I pursued my CPA specifically because I knew it would qualify me for the investigative path I wanted. Financial crime is not going to get simpler — cryptocurrency, layered shell structures, and cross-border transaction flows are making it harder to follow money, not easier. I want to build a career doing exactly that work inside an agency that has the legal authority and the investigative resources to take it to conclusion.

I understand the hiring process is thorough and takes time. I have no foreign financial interests, no derogatory financial history, and I am prepared to complete the polygraph and full background investigation. I am available for the physical fitness test and medical evaluation at your convenience.

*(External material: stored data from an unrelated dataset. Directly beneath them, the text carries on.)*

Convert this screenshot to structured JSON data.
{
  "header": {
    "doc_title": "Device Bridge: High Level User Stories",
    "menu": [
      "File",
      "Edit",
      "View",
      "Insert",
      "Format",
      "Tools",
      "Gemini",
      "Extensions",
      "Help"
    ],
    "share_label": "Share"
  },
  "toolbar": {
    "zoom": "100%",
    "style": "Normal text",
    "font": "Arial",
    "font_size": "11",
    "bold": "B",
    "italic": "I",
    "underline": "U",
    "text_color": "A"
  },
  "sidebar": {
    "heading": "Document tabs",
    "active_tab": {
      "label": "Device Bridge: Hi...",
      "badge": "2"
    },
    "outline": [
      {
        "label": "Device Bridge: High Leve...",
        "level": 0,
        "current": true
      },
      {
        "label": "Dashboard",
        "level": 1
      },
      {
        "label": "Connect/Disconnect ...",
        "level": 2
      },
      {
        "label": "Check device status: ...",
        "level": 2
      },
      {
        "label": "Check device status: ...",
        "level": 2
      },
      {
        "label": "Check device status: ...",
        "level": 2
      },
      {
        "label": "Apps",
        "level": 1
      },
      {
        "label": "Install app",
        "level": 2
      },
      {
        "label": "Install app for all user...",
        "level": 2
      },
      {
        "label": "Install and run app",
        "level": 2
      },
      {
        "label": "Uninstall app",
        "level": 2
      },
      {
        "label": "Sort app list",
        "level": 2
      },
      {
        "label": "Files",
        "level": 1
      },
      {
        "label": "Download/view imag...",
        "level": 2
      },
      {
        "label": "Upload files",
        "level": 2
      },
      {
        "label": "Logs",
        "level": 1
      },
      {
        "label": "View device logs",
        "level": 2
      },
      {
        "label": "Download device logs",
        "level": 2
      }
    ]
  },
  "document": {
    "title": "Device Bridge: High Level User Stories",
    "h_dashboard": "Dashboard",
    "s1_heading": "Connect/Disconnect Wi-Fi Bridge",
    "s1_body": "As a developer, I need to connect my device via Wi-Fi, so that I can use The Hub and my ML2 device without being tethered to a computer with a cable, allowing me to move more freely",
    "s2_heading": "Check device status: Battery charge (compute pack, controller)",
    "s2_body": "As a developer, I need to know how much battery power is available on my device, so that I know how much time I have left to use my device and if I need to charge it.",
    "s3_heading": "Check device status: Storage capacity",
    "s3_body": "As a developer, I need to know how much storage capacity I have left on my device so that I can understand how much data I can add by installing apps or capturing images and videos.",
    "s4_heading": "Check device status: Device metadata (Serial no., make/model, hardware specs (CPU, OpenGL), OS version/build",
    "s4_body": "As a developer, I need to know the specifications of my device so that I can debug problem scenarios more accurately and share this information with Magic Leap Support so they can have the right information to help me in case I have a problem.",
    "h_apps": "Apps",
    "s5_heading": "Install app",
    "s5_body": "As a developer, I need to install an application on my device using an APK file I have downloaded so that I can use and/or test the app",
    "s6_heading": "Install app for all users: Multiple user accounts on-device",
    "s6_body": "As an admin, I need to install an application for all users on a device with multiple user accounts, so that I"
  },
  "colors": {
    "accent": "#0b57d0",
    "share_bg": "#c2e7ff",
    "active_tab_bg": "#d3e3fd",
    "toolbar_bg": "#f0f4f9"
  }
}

Thank you for your consideration.

[Your Name]

Frequently asked questions

What is LEAP and why does it matter for federal investigator salaries?
Law Enforcement Availability Pay (LEAP) is a 25% supplement added to the base salary of GS-1811 special agents and investigators in exchange for unscheduled duty availability. It is mandatory rather than optional, and it applies across nearly all federal law enforcement positions in the 1811 series. LEAP significantly increases total compensation compared to non-law-enforcement GS positions at the same grade.
What security clearance is required to become a Federal Criminal Investigator?
A Top Secret clearance with access to Sensitive Compartmented Information (TS/SCI) is required at most federal investigative agencies, including the FBI and DEA. The background investigation process — typically a Single Scope Background Investigation (SSBI) — reviews financial history, foreign contacts, drug use, and criminal record. Processing can take 6–18 months, and a conditional job offer is typically extended before the clearance is finalized.
How do you enter federal law enforcement as a Criminal Investigator?
Most agencies require a bachelor's degree at minimum, with relevant work experience in law enforcement, accounting, law, or military service accelerating eligibility for higher entry grades. The FBI's Special Agent program requires a four-year degree and at least three years of professional experience. DEA and ATF have similar requirements and run competitive hiring processes with written tests, physical fitness evaluations, polygraph, and extensive background investigations.
How is AI and data analytics changing federal criminal investigations?
Federal investigators increasingly work alongside data analysts using tools like Palantir, Cellebrite, and OSINT platforms to process large volumes of financial records, communications data, and open-source intelligence. Agencies expect investigators to understand how to task analytical tools, interpret outputs, and integrate digital evidence into case files alongside traditional investigative methods. Proficiency in cryptocurrency tracing has become a practical requirement in financial crime and narcotics investigations.
Is there a mandatory retirement age for Federal Criminal Investigators?
Yes. Positions covered under the 1811 series are subject to mandatory retirement at age 57 if the investigator has at least 20 years of creditable service, or at age 57 for those hired before age 37 with 20 years in. Federal law enforcement employees must be under 37 at initial appointment. This age structure makes early entry and consistent career progression important for maximizing retirement benefits.